Unter Umständen auch OMV betroffen

Sollten die Sanktionen tatsächlich verhängt werden, könnte auch die OMV betroffen sein. Der österreichische Öl- und Gaskonzern zählt wie die Voestalpine zu den Gazprom-Partnern bei der Errichtung der Ostsee-Gaspipeline Nord Stream 2. Auch Berlin befürchtet Folgen für die Nord-Stream-2-Pipeline, die russisches Gas nach Deutschland liefern soll. Kanzlerin Angela Merkel und Wirtschaftsminister Sigmar Gabriel haben die USA davor gewarnt, ohne Abstimmung mit den Partnern zu handeln.

In diesem Fall dürften sie sich ausnahmsweise der Unterstützung von Trump sicher sein. Er gerät mit dem Beschluss immer weiter in den Schlamassel der Russland-Affäre. Wegen möglicher geheimer Absprachen zwischen der Trump-Kampagne und Russland ermitteln inzwischen ein vom FBI beauftragter Sonderermittler und mehrere Parlamentsausschüsse. Der Verdacht: dass es bei den Kontakten um Wahlmanipulation, aber auch um die Aufhebung von Sanktionen ging.

Sanktionen auch gegen Iran und Nordkorea

Auch der Iran und Nordkorea sollen mit weiteren Sanktionen belegt werden. Nach dem Repräsentantenhaus muss noch die zweite Kammer des Kongresses, der Senat, über den Entwurf abstimmen. Dann muss Trump ihn unterzeichnen. Beim Iran geht es um den Dauerstreit über das Raketenprogramm des Landes. Im Fall von Nordkorea zielen die Strafmaßnahmen auf die Schifffahrtindustrie des Landes ab.

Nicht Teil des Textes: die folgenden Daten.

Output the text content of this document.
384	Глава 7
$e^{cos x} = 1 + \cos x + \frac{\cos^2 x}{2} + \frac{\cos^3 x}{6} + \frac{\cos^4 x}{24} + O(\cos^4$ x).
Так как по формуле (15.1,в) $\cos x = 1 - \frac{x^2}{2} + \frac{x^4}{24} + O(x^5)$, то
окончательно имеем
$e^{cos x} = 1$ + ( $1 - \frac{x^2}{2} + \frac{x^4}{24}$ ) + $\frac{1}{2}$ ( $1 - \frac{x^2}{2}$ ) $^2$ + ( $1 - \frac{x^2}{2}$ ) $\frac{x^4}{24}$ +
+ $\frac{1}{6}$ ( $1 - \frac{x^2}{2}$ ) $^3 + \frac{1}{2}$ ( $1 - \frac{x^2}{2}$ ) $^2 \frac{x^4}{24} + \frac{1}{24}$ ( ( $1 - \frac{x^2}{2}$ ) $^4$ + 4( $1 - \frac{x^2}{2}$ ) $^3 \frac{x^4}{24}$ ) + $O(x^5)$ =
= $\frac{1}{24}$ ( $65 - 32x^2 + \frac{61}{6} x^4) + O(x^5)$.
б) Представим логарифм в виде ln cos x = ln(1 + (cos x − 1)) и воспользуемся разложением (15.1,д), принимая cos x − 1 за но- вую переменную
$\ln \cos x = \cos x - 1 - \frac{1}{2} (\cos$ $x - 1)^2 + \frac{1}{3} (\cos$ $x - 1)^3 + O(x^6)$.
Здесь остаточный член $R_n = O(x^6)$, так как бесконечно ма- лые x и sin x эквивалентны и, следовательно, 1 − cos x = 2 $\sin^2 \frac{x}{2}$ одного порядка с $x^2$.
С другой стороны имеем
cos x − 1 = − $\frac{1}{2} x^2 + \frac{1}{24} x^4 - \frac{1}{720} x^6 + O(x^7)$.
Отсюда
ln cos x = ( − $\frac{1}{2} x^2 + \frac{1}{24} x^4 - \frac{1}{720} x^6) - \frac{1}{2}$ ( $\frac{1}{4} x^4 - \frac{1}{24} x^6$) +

Forderungen nach harten Reaktionen aus Russland

In Russland werden Forderungen nach einer harschen Reaktion auf die neuen Sanktionen laut. Die Regierung in Moskau müsse eine "schmerzhafte" Antwort vorbereiten, teilte Konstantin Kosatschjow, ein prominentes Mitglied des Oberhauses, am Mittwoch auf seiner Facebook-Seite mit. "Angesichts des einhelligen Votums des US-Repräsentantenhauses über das Sanktionspaket gegen Russland, Iran und Nordkorea wird es keinen Durchbruch geben", schrieb Kosatschjow mit Blick auf die gespannten Beziehungen zwischen den USA und Russland. "Tatsächlich wird eine weitere Verschlechterung der bilateralen Zusammenarbeit unausweichlich."

Kushner legt Erklärung vor

Jared Kushner, Schwiegersohn und Berater Trumps, legte am Montag vor seiner Befragung im Geheimdienstausschuss des Senats eine elfseitige Erklärung vor, in der er vier Treffen mit Russen 2016 zugab. Zugleich bestritt er jeglichen Gesetzesverstoß. "Ich habe nicht konspiriert, und ich weiß auch von niemandem in der Kampagne, der mit irgendeiner ausländischen Regierung konspiriert hat", erklärte Kushner.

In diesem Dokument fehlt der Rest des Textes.